The Soviet crewmen were allowed to forcibly remove Kudirka from the Coast Guard ship and take him home, where he would presumably meet a chilling fate. The episode led to protests in the United States.

To lay out these events, the early scenes principally crosscut among three people. Kudirka revisits the Coast Guard vessel he had jumped to a half-century earlier and energetically points out what happened and where.

The director, Giedre Zickyte, interweaves Kudirka’s recollections with testimony from the ship’s captain, Cmdr. Ralph W. Eustis, and Lt. Cmdr. Paul E. Pakos, its executive officer, to create a fluid account that shows how the day unfolded from multiple perspectives.

When the story shifts to the Soviet Union, Zickyte introduces a K.G.B. interrogator who recalls questioning Kudirka. The sailor received a 10-year sentence but was freed in 1974. In the film, Kudirka revisits a prison where he was held.

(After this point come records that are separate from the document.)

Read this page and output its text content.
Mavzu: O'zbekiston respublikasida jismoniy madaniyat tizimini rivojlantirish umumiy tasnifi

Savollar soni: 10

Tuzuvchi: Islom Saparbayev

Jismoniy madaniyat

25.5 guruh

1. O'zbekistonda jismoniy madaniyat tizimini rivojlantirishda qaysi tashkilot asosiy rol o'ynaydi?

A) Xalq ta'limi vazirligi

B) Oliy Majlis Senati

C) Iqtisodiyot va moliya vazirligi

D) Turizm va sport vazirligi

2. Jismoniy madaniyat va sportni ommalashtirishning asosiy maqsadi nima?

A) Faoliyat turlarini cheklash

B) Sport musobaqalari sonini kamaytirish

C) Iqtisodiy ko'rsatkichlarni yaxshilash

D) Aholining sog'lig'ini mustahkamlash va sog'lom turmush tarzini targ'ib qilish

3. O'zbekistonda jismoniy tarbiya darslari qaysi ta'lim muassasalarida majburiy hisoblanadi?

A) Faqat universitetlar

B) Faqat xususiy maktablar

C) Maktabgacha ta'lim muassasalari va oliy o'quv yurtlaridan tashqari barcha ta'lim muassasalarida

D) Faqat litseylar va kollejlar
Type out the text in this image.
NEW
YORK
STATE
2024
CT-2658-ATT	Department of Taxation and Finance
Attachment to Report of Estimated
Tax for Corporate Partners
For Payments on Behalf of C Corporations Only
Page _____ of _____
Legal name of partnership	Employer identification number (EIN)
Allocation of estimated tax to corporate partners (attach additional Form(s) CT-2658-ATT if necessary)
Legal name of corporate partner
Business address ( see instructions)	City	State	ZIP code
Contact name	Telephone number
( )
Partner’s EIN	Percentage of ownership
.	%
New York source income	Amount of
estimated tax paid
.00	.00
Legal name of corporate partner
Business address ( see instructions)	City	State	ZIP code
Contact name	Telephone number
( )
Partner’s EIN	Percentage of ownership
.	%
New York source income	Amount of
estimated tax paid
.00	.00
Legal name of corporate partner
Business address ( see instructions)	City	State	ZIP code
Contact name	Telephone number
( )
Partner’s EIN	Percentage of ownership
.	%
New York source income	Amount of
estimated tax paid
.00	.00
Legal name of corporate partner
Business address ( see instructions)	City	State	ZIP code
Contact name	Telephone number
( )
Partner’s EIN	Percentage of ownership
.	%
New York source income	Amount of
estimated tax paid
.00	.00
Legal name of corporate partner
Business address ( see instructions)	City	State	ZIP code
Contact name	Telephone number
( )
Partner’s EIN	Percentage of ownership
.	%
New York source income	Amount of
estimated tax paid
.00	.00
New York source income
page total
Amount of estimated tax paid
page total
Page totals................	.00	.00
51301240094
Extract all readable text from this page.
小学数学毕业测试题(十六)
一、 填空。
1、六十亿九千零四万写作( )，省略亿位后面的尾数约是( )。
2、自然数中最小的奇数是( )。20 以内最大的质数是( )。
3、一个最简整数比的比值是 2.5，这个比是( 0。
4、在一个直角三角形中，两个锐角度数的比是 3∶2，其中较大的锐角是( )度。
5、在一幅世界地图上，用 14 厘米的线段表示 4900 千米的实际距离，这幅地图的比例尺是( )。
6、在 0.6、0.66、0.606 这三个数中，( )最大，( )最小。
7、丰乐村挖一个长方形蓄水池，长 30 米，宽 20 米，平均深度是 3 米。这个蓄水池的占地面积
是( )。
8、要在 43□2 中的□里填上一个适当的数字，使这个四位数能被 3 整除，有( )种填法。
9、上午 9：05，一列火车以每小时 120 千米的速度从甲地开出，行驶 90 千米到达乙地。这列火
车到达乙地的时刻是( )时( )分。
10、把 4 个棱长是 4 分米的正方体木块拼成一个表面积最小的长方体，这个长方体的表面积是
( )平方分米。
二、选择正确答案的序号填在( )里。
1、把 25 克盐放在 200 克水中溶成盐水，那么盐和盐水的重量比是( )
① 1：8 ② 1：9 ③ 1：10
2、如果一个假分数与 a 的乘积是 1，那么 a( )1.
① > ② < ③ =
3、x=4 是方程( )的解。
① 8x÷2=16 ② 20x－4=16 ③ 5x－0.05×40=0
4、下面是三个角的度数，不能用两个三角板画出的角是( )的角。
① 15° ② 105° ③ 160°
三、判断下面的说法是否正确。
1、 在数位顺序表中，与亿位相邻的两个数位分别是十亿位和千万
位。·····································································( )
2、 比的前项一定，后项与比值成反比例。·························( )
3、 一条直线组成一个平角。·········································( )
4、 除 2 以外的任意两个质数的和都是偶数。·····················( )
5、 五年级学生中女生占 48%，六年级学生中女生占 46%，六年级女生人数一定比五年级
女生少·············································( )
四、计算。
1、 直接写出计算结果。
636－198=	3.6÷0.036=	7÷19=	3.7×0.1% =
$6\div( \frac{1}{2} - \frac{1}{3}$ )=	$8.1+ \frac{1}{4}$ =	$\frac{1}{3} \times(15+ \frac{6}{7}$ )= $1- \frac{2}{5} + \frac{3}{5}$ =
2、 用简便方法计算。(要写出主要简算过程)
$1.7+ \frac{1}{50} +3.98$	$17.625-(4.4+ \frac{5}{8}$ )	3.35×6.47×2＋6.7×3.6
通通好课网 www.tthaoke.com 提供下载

“The Jump” grows less exciting after that, partly because Kudirka, its most engaging storyteller, was necessarily in the background of efforts to secure his freedom, and partly because his eventual release owed more to incredible luck than to a political breakthrough. In the film, Henry Kissinger recalls that President Gerald R. Ford directly intervened on Kudirka’s behalf. “No professional diplomat would ever have done that,” he says.

The Jump
Not rated. In Lithuanian and English, with subtitles. Running time: 1 hour 24 minutes. Rent or buy on Amazon, Apple TV and other streaming platforms and pay TV operators.